Perante isto, consideramos provados os respetivos pressupostos, pelo que, se considera que há uma relação especial com a devedora e, consequentemente, entendemos que o crédito só pode ser qualificado como subordinado.”
Discorda a Apelante desta classificação, defendendo que os dois primeiros créditos deverão ser classificados com créditos comuns, e o crédito laboral, como crédito privilegiado.
Quanto aos dois primeiros créditos mencionados, que adquiriu, mediante cessão, defende que, o Tribunal a quo entendeu ter ocorrido, com a cessão uma “mutação da natureza de créditos cedidos”, pela aplicação à parte que assume a posição de cessionário, no momento da celebração da cessão, ocorrida depois da declaração de insolvência, a natureza prevista para créditos constituídos na esfera de pessoa especialmente relacionada com o devedor, gerados no contexto dessa vinculação especial, nos dois anos anteriores ao da proposição da ação de insolvência, quando as duas situações não são de forma alguma análogas e constitui jurisprudência assente, que o momento relevante para a qualificação do crédito é o da sua constituição e apenas este, sendo o direito autónomo do sujeito que o detém.
Entende por isso que, tendo os créditos lhe sido cedidos por um terceiro, a sua qualidade de sócia, no momento da aquisição dos mesmos, não é suscetível de alterar a sua natureza de “comuns”, para “subordinado”.

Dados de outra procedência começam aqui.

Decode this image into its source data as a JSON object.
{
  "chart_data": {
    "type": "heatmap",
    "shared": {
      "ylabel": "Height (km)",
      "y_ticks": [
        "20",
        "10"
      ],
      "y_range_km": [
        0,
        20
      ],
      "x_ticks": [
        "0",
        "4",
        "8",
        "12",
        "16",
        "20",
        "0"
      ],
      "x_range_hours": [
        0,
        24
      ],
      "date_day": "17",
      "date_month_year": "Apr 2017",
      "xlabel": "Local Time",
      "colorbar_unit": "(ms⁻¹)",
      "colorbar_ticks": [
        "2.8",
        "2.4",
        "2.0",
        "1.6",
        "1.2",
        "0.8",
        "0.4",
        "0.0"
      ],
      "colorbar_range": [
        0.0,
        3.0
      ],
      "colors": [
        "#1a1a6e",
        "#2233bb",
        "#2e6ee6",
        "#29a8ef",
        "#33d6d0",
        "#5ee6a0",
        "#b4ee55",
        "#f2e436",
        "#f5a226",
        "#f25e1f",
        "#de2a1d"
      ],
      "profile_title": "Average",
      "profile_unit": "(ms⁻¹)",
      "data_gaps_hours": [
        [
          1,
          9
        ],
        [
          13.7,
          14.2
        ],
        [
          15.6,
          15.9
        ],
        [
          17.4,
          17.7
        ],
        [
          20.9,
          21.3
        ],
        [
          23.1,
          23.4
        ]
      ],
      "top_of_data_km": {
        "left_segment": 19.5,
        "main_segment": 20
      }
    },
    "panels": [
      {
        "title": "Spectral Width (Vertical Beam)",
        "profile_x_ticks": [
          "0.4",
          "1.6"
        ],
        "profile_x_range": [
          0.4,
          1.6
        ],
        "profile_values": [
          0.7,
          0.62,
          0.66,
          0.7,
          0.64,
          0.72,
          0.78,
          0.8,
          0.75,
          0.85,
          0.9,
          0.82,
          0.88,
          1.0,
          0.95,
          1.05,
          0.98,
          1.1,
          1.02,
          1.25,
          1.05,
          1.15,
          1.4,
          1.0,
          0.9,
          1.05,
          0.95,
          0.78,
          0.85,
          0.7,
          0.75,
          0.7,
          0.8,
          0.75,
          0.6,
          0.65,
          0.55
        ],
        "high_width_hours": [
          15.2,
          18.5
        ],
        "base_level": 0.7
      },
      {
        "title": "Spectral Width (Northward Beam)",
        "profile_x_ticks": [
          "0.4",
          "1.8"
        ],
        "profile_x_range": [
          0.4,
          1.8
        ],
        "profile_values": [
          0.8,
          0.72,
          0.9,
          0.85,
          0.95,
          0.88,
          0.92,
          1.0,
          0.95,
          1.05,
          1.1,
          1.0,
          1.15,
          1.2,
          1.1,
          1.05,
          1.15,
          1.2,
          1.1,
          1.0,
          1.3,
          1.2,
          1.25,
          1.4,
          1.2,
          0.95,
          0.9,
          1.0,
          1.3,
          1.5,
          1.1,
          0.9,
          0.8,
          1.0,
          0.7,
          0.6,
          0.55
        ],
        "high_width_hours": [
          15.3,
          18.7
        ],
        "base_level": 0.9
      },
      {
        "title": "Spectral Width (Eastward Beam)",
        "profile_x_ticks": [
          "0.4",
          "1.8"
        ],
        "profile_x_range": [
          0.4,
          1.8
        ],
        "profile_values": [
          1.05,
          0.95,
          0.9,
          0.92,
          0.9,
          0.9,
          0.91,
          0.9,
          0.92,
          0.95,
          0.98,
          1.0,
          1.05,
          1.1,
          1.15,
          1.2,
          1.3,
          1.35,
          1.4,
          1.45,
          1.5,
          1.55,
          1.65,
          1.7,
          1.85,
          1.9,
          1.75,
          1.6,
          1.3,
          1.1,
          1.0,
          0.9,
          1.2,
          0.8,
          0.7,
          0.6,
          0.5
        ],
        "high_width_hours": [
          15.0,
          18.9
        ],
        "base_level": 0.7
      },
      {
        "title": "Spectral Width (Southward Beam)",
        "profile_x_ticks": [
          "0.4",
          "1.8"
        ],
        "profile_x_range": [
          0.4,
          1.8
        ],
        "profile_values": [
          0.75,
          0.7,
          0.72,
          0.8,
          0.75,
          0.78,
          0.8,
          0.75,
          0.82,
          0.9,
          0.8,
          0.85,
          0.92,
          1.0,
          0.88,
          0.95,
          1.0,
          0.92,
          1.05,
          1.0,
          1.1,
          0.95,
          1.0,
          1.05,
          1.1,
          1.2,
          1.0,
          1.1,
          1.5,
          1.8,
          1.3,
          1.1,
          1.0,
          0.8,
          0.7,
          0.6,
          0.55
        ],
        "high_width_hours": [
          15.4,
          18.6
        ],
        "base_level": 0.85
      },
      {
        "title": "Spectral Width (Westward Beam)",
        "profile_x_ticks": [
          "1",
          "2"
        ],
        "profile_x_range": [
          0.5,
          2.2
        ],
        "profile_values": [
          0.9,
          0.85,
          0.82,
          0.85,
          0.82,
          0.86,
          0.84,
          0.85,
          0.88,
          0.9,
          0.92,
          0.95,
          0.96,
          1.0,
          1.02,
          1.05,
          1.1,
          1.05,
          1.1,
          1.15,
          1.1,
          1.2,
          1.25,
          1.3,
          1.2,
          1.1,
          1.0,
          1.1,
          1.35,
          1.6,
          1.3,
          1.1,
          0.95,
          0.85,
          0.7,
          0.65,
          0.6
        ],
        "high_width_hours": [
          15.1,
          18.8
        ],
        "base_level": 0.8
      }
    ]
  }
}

Já o Recorrido defende posição contrária, alegando que, os créditos que aquela sócia adquiriu a terceiros, após a declaração da insolvência, e que foram todos constituídos em momento em que a BB era sócia da sociedade devem ser equiparados a créditos por suprimentos, por força do princípio da equiparação previsto no artigo 243.º, n.º 5, do CSC ou, subsidariamente, por mera cautela, mas sem conceder, por interpretação literal, como créditos subordinados, por aplicação da norma do artigo 48.º, n.º 1, al. a) do CIRE em conjugação com o artigo 49.º, n.º 2, al a) do CIRE, por serem detidos por pessoa especialmente relacionada como a insolvente, existindo essa relação quer no momento em que os créditos foram constituídos, quer no momento em que foram transmitidos à sócia.
Vejamos.
Atento o disposto no art. 47º, nº 4 do CIRE, para efeitos da insolvência, os créditos são garantidos e privilegiados e são subordinados; todos os que não caibam nestas classificações são créditos comuns. Os créditos garantidos e privilegiados são aqueles que beneficiam, respetivamente, de garantias reais, incluindo privilégios creditórios especiais e privilégios creditórios gerais sobre os bens integrantes da massa insolvente (até ao montante correspondente ao valor dos bens objeto das garantias ou dos privilégios gerais, tendo em conta as eventuais onerações prevalecentes). Os créditos subordinados, são os enumerados no artigo 48 do CIRE, salvo (estes) se beneficiarem de privilégios creditórios, gerais ou especiais, ou de hipotecas legais que não se extingam por efeito da declaração de insolvência – artigo 47, n.º 4 do CIRE.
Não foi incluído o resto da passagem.